Wilco delivers major league performance

A review of Wilco, Conor Oberst and the Mystic Valley Band at Lelacheur Park on July 11, 2009

, Managing Editor

Riding high on the success of their latest album, Wilco (The Album), the band’s highest charting album yet, Wilco stopped in Lowell on Saturday for their tour of minor league ballparks but put on a major league performance, a performance that was unfortunately cut short due to yet another rainstorm.

Playing an outdoor show at Lelacheur Park, home of the Red Sox minor league affiliate Lowell Spinners, the show had an unexpectedly relaxed atmosphere. Some more lively fans packed into the outfield for a closer view of the band but the rest of the crowd remained in their seats throughout the night. Perhaps the fact that the entire show was general admission drew fans in early from the parking lots and local watering holes to stake out a position hindering the fans from getting loose with some liquid encouragement. Nevertheless, the anticipation was surely felt as Wilco finally took the stage after what felt like an eternity of a stage changeover.

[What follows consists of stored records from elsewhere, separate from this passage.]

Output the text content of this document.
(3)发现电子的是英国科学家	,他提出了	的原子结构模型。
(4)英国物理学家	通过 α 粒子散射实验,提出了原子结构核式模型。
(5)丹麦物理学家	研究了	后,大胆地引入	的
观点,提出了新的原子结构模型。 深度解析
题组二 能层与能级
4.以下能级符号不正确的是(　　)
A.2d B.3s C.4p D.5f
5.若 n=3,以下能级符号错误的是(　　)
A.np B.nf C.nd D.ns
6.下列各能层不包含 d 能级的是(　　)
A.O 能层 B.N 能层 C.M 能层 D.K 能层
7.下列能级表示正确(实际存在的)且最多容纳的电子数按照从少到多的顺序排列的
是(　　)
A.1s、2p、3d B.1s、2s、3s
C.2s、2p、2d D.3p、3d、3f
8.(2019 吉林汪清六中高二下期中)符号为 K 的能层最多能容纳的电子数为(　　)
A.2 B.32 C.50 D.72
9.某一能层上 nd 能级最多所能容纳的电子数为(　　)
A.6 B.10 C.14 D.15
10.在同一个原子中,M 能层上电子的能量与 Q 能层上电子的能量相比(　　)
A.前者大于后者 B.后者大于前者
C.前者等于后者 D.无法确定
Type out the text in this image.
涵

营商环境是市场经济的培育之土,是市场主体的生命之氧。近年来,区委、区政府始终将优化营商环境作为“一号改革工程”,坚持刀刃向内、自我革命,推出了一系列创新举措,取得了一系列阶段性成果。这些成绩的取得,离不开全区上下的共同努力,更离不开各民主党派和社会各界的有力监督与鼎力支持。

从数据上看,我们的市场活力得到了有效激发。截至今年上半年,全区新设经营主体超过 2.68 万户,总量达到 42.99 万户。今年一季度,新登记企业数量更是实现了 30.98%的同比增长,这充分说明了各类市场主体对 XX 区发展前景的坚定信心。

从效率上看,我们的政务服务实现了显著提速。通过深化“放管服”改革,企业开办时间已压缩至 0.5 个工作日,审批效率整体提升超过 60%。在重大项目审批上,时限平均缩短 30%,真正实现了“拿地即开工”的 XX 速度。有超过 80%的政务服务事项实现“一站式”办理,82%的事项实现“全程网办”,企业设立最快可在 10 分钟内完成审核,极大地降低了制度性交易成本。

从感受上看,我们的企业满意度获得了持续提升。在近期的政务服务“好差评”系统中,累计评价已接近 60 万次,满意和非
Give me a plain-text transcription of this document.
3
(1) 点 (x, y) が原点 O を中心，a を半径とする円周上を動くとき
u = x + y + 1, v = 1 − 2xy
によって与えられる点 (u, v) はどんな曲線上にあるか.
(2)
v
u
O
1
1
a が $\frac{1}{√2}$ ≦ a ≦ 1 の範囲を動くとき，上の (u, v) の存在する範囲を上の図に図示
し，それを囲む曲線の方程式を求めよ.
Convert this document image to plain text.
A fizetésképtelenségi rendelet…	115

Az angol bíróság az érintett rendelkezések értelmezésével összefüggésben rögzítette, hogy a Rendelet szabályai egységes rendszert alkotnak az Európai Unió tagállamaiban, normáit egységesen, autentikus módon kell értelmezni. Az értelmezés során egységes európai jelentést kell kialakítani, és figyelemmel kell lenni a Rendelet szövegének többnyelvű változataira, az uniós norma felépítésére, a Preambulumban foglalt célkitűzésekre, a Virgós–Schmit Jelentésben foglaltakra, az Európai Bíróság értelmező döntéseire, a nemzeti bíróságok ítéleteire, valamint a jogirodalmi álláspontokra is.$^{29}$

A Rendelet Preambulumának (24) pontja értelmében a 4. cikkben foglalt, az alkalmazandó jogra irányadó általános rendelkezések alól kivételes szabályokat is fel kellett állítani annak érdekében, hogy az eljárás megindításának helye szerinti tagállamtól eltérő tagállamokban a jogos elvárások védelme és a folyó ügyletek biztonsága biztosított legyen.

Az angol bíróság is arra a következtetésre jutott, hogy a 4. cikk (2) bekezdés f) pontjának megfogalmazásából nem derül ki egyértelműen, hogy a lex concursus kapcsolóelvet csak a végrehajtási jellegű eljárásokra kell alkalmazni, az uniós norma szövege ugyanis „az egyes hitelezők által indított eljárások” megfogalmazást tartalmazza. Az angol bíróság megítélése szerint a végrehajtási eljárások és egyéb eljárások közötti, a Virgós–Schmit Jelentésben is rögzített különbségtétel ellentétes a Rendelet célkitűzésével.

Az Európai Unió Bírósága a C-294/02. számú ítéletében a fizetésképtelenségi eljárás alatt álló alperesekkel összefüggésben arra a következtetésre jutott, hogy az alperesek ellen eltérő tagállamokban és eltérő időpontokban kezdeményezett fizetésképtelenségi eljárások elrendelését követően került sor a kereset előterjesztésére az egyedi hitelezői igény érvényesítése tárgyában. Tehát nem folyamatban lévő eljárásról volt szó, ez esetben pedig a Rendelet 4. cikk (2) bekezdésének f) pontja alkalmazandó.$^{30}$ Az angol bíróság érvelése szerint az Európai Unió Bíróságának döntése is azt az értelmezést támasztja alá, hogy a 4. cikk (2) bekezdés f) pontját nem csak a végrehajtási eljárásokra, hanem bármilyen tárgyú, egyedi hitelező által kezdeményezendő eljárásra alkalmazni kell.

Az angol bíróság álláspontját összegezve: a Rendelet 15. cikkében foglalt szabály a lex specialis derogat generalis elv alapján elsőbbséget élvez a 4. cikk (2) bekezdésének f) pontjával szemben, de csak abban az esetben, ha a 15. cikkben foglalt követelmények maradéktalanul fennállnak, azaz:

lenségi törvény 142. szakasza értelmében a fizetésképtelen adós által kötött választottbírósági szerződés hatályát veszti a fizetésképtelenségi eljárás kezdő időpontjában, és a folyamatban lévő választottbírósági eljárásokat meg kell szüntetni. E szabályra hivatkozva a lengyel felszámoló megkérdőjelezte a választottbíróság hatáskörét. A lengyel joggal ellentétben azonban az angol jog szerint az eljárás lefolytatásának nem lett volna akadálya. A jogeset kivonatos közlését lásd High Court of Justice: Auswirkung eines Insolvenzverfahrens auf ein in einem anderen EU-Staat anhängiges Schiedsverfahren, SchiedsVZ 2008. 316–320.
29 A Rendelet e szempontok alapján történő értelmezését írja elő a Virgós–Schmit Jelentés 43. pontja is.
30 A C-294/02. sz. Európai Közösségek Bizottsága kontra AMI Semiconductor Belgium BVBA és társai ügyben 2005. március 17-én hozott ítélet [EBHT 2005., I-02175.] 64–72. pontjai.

After anxiously waiting, spirits were immediately lifted as the lights went out and the theme to “The Price Is Right” blasted from the speakers as the band took the stage. The Chicago rockers started things off with “Wilco (The Song)” from their latest effort and would provide a good mix of new tracks with songs off several of their past albums.

After guitarist Nels Cline ripped a squealy solo during “At Least That’s What You Said” he displayed some fancy fretwork again, proving he knows his scales as his fingers ran up and down his frets on new track “Bull Black Nova”. Before “Handshake Drugs” frontman Jeff Tweedy tried to get the people way back in the stands into it by acknowledging them, which they responded by pounding on the bleachers making a loud rumbling sound which humorously confused Tweedy who wondered what the sound was. Tweedy got a few laughs himself before playing “Jesus, Etc.” when he took advantage of the setting and the echo to imitate Lou Gehrig’s “luckiest man on the face of the earth” farewell speech which was both funny yet uncomfortably inappropriate.

The catchy new “Sonny Feeling” preceded the older track “Nothing’severgonnastandinmyway(again)” which Tweedy introduced by saying “We’re gonna play an older song… at least twelve to fifteen of you will be excited”. His comment was of course sarcastic as the crowd was delighted to be treated to the old tune. “Impossible Germany” was the high point of the night even though it was played right around the time it started to rain. The light show was finally put to good use on the track as several sets of lights strobe at different tempos to create a fun effect while the band rocked out an extended version of the song that had the fans clapping along.

It looked as if the rain would hold off as only a few drops here and there were falling but a huge downpour accompanied by a flash of lightning during “Hummingbird” had most fans headed for the exits. Yet, Wilco still managed to come out for an encore as they made a valiant effort with “I’m the Man Who Loves You” before calling the show early. Although the night ended prematurely and the fans got soaked things could have been worse. On the plus side it didn’t rain until an hour and a half of great music was already enjoyed.

Conor Oberst and the Mystic Valley Band opened the show with a solid set of their own. However it was clear that the crowd wasn’t there to see them as the stands were mostly empty and the beer lines were long. Oberst’s music is rich with stories but unfortunately those in attendance weren’t all that interested in his musical tales.

Oberst’s new stuff is much catchier than his work with Bright Eyes, which he neglected to play, instead picking songs off his last couple of albums including his newest work, Outer South. The set featured a steady balance of slow and up-tempo songs. He was at his most rocking during “I Don’t Want To Die (In The Hospital)” just before he was most gentle during “Lenders in the Temple”. Always a quirky fellow, after “Lenders” Oberst quietly departed with a little wave and a “thank you”.